Technical Program

Paper Detail

Presentation #11
Session:Speaker Recognition/Verification
Location:Kallirhoe Hall
Session Time:Thursday, December 20, 10:00 - 12:00
Presentation Time:Thursday, December 20, 10:00 - 12:00
Presentation: Poster
Topic: Speaker/language recognition:
Authors: Narumitsu Ikeda, The University of Tokyo, Japan; Yoshinao Sato, Fairy Devices Inc., Japan; Hirokazu Takahashi, The University of Tokyo, Japan
Abstract: Short utterances cause performance degradation in conventional speaker recognition systems based on i-vector, which relies on the statistics of spectral features. To overcome this difficulty, we propose a novel method that utilizes the dynamics of the spectral features as well as their distribution.
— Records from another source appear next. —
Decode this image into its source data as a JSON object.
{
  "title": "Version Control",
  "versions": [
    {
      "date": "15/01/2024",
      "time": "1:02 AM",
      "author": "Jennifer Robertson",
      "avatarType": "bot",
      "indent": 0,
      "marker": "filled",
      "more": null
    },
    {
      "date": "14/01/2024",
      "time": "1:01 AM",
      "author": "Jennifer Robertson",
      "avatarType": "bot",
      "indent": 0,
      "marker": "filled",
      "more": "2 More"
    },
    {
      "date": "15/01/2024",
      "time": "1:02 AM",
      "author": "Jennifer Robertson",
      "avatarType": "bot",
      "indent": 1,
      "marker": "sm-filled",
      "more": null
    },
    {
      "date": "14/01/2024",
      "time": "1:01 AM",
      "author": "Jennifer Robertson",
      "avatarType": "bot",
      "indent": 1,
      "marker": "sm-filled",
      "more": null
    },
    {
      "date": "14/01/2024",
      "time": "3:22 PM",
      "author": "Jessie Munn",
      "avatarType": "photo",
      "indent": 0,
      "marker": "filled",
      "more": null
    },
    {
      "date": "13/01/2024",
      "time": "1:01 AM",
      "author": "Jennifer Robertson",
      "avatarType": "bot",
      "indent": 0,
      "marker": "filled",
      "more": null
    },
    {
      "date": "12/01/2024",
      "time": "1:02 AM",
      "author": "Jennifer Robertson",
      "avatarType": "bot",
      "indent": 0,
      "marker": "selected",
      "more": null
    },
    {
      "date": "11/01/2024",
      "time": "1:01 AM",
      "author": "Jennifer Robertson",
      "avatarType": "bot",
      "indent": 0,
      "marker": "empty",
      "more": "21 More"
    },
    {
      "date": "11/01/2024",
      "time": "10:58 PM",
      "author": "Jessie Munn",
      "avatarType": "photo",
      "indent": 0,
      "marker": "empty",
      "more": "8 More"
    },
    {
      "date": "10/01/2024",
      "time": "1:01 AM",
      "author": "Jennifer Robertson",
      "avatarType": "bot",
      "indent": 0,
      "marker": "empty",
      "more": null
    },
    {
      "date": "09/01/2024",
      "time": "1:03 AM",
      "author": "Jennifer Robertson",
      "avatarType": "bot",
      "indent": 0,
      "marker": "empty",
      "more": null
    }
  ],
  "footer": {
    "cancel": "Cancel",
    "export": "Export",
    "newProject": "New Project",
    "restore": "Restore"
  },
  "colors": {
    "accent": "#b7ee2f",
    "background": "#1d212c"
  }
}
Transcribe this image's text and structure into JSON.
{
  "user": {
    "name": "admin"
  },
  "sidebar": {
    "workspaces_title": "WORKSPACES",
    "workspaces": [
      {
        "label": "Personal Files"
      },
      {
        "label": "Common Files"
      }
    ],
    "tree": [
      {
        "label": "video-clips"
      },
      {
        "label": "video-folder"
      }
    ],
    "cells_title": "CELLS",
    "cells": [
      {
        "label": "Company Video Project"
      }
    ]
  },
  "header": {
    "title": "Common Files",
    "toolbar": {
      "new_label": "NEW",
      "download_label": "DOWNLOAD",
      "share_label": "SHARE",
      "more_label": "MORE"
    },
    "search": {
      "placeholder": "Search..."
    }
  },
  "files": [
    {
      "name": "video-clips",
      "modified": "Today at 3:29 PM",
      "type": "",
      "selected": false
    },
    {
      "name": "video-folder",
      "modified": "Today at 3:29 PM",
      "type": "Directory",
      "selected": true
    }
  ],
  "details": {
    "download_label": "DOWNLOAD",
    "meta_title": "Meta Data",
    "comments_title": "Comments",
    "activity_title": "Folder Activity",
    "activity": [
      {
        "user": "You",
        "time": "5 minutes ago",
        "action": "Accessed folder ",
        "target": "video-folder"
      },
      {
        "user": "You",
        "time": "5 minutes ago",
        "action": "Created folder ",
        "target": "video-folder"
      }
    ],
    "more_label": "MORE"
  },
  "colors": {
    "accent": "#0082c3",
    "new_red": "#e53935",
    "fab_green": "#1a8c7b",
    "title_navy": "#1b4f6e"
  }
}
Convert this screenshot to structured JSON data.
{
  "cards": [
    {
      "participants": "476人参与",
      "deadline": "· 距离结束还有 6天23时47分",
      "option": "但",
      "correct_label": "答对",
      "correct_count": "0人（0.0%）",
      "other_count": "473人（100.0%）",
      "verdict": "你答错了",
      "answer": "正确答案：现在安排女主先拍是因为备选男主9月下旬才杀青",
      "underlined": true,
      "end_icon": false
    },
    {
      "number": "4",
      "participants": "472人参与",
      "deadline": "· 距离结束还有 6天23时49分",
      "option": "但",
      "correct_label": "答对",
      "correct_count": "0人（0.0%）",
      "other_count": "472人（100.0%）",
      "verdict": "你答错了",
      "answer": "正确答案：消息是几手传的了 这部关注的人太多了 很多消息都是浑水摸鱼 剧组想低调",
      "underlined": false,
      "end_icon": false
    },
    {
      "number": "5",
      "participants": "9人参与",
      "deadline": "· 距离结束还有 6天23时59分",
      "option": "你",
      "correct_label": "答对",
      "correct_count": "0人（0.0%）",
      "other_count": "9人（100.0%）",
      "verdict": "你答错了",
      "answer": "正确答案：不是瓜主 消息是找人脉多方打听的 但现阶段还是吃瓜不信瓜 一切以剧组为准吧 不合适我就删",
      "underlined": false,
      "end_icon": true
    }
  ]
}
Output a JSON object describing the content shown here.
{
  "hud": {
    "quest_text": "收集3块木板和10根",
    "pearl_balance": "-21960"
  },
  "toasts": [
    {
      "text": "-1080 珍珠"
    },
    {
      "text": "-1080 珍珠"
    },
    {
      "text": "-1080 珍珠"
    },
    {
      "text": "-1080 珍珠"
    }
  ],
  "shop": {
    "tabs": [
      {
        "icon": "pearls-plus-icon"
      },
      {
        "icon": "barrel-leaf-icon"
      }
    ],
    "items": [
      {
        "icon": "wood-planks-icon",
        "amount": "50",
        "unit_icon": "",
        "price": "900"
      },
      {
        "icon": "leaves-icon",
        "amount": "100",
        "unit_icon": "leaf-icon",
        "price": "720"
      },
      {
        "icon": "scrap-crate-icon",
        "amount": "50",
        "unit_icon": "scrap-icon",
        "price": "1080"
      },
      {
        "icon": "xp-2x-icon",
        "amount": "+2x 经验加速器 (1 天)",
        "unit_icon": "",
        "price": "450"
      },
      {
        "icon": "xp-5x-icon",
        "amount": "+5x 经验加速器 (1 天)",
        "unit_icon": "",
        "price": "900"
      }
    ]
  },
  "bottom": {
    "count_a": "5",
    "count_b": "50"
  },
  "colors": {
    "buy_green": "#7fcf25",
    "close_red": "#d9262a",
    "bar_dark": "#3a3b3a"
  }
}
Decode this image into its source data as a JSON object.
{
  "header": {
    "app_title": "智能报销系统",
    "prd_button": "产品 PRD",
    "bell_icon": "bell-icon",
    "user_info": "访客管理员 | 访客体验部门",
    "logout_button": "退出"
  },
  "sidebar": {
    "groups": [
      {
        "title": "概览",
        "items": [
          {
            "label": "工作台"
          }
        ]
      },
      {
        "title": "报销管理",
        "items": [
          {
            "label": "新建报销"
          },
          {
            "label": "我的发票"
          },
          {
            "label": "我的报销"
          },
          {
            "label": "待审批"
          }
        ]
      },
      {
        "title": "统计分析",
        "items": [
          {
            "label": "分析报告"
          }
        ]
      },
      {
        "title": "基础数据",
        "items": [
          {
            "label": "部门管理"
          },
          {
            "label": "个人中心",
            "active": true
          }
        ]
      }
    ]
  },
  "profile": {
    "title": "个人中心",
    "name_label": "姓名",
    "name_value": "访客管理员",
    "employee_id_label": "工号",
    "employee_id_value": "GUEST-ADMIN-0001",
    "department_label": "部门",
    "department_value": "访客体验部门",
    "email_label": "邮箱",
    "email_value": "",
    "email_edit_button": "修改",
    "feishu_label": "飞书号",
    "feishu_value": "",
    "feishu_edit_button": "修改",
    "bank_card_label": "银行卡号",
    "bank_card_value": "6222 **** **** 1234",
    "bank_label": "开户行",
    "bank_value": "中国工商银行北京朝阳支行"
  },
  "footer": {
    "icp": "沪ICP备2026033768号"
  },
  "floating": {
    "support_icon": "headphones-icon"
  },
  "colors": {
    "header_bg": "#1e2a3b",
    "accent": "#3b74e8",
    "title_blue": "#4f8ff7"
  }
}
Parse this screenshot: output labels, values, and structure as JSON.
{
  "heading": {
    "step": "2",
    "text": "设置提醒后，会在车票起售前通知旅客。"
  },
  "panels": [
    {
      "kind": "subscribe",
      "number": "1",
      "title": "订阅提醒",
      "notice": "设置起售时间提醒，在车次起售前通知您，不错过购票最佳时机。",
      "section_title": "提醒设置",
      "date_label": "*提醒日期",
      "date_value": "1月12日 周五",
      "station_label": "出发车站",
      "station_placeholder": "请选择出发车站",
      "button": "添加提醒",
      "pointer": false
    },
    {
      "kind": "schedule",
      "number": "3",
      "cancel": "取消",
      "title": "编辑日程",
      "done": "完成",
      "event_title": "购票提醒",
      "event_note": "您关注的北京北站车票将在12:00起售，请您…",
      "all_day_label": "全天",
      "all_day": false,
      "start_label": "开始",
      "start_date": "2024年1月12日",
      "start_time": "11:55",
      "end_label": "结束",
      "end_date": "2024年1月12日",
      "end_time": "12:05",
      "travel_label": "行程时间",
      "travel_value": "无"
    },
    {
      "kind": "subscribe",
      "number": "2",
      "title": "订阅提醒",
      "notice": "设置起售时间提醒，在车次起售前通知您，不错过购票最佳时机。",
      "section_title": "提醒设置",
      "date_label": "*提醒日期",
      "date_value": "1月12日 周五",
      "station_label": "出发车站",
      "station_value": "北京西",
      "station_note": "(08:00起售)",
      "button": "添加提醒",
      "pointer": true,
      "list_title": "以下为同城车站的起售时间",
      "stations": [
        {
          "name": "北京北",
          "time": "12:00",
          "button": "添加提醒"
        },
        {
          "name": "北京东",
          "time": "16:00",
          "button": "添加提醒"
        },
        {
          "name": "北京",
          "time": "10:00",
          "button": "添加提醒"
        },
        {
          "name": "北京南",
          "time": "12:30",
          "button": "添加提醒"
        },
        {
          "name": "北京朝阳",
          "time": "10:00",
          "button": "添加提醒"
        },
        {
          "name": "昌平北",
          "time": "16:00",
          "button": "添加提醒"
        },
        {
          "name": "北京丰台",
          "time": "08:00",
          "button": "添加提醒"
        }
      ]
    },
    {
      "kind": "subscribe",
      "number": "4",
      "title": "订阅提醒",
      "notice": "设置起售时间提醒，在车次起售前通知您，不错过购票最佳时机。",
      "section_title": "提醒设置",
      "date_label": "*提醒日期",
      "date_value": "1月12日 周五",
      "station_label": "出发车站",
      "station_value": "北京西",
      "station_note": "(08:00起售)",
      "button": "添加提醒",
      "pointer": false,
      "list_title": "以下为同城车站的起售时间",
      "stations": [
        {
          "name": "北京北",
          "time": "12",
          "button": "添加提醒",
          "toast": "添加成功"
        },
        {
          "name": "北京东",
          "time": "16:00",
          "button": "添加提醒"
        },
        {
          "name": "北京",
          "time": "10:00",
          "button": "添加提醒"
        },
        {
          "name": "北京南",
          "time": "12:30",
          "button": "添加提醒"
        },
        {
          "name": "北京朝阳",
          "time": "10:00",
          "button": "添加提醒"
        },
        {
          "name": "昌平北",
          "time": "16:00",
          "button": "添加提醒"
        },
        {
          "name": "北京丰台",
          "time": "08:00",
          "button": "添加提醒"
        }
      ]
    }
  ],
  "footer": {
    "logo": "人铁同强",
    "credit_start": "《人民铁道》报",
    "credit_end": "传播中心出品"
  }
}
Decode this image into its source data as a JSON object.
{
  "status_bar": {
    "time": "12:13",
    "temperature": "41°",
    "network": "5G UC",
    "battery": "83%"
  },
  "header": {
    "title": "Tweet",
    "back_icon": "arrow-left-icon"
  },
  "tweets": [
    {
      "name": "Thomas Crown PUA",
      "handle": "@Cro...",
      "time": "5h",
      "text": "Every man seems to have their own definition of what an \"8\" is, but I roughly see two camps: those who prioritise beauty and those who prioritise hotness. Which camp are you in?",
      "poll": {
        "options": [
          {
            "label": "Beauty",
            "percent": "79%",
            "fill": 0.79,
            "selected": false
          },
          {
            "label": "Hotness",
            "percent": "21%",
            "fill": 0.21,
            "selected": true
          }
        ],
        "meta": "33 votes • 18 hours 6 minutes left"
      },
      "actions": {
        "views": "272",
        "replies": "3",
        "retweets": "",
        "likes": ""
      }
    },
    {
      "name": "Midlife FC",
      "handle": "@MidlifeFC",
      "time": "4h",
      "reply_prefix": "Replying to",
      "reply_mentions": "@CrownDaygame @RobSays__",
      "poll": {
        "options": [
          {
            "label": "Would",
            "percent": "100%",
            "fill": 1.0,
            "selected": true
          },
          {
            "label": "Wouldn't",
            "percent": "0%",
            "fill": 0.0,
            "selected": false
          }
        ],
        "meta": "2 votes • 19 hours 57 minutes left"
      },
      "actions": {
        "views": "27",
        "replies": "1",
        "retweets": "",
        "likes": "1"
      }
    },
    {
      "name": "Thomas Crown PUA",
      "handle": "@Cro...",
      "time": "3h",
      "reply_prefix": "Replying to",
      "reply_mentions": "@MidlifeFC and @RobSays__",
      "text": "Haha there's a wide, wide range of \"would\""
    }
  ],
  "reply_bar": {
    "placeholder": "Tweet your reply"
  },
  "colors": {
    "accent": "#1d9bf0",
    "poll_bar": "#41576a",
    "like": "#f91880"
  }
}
Our model integrates echo state network (ESN), a type of reservoir computing architecture, and self-organizing map (SOM), a competitive learning network. The ESN consists of a single-hidden-layer recurrent neural network with randomly fixed weights, which extracts temporal patterns of the spectral features. The input weights of our model are trained using the unsupervised competitive learning algorithm of the SOM, before enrollment, to extract the intrinsic structure of the spectral features, whereas the input weights are fixed randomly in the original ESN. In enrollment, the output weights are trained in a supervised manner to recognize an individual in a group of speakers. Our experiment demonstrates that the proposed method outperforms or is comparable to a baseline i-vector system for text-independent speaker identification on short utterances.